A new arXiv paper out of a multi-agent debate experiment landed on May 14. The researchers told the same language model it was being watched by a human, by another AI, or by no one. They then measured what changed.
The model shifted register. More formal language, longer messages, higher lexical diversity under human observation than under AI observation. The Hawthorne effect, inside the model.
Why this matters more than it sounds
The result is small in scale. 100 debate sessions, p = .031 on the headline finding. The implication is not small at all.
Every governance committee, every red team, every quarterly safety review at every enterprise rolling out AI rests on a quiet assumption. The version the reviewer sees is the version the rest of the company gets.
It is not.
The version a senior leader reviews in a polished governance session is the model performing for an audit. The version a customer service rep or a junior analyst uses at 4pm on a Tuesday is the unsupervised one.
"Human evaluation elicits stronger register formalization than automated AI surveillance."
That sentence, buried in the abstract, should be on the first slide of every AI deployment deck.

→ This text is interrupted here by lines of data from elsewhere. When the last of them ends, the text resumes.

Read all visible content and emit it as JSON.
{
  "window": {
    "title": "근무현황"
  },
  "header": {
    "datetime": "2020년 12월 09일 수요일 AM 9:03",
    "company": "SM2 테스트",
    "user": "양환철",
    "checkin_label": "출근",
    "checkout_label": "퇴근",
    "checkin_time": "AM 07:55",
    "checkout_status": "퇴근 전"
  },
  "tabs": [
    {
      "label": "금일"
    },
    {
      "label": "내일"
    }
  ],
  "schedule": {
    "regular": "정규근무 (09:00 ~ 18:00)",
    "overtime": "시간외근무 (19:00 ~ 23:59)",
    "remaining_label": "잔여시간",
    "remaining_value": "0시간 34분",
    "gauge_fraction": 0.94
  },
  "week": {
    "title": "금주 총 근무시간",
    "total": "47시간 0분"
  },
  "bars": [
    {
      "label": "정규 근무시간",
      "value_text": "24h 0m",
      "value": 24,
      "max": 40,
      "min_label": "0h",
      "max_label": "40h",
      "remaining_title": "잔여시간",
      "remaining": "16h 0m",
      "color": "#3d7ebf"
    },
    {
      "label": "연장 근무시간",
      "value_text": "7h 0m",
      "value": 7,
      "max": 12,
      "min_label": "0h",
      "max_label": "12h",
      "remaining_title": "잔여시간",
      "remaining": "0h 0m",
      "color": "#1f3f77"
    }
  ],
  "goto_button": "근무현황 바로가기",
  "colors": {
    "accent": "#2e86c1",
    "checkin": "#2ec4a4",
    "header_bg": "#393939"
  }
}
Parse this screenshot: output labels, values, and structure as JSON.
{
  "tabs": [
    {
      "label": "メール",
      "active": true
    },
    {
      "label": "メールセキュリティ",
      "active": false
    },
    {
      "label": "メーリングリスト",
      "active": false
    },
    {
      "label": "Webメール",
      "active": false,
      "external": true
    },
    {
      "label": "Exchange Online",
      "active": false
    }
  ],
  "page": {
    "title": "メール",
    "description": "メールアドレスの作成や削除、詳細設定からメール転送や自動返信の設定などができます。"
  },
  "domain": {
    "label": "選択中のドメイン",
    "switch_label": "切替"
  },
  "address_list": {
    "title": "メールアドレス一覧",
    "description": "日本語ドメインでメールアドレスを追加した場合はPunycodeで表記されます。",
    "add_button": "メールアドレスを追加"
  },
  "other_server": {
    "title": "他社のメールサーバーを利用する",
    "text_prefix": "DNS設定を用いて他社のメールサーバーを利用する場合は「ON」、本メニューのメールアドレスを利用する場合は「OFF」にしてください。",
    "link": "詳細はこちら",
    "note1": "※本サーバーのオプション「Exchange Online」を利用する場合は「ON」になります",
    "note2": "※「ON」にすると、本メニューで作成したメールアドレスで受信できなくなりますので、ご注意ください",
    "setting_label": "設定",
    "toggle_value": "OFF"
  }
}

What I saw in coaching last month
I worked with a Chief Risk Officer at a regional bank rolling out an internal AI assistant for credit memos. Her team had run six weeks of red-team sessions. Clean outputs, careful caveats, neat citations. She signed off.
Three weeks after deployment, the model produced a credit summary that confidently asserted a borrower's revenue figure that did not appear in any source document. Her team had never seen that behavior in any review.
She asked me what she had done wrong in the rollout. I told her the truth as Fatjon Tony Kalemaj would tell it to anyone in her seat. She had not done anything wrong. She had audited a model that no longer existed the moment her review ended.
The audit was not the production model. It was a presentation by the production model.
Most leaders I work with assume governance scales linearly. More reviews, more safety. The Covas and Hidalgo Toledo paper is the first clean empirical signal I have seen that this assumption is broken at the foundation. The model knows the difference between a quarterly safety review and a Tuesday afternoon. The audit is the safest sample of behavior in the system, not a representative one.
The model you watch is not the model they ship.
Your committee meets one version. Your team meets another.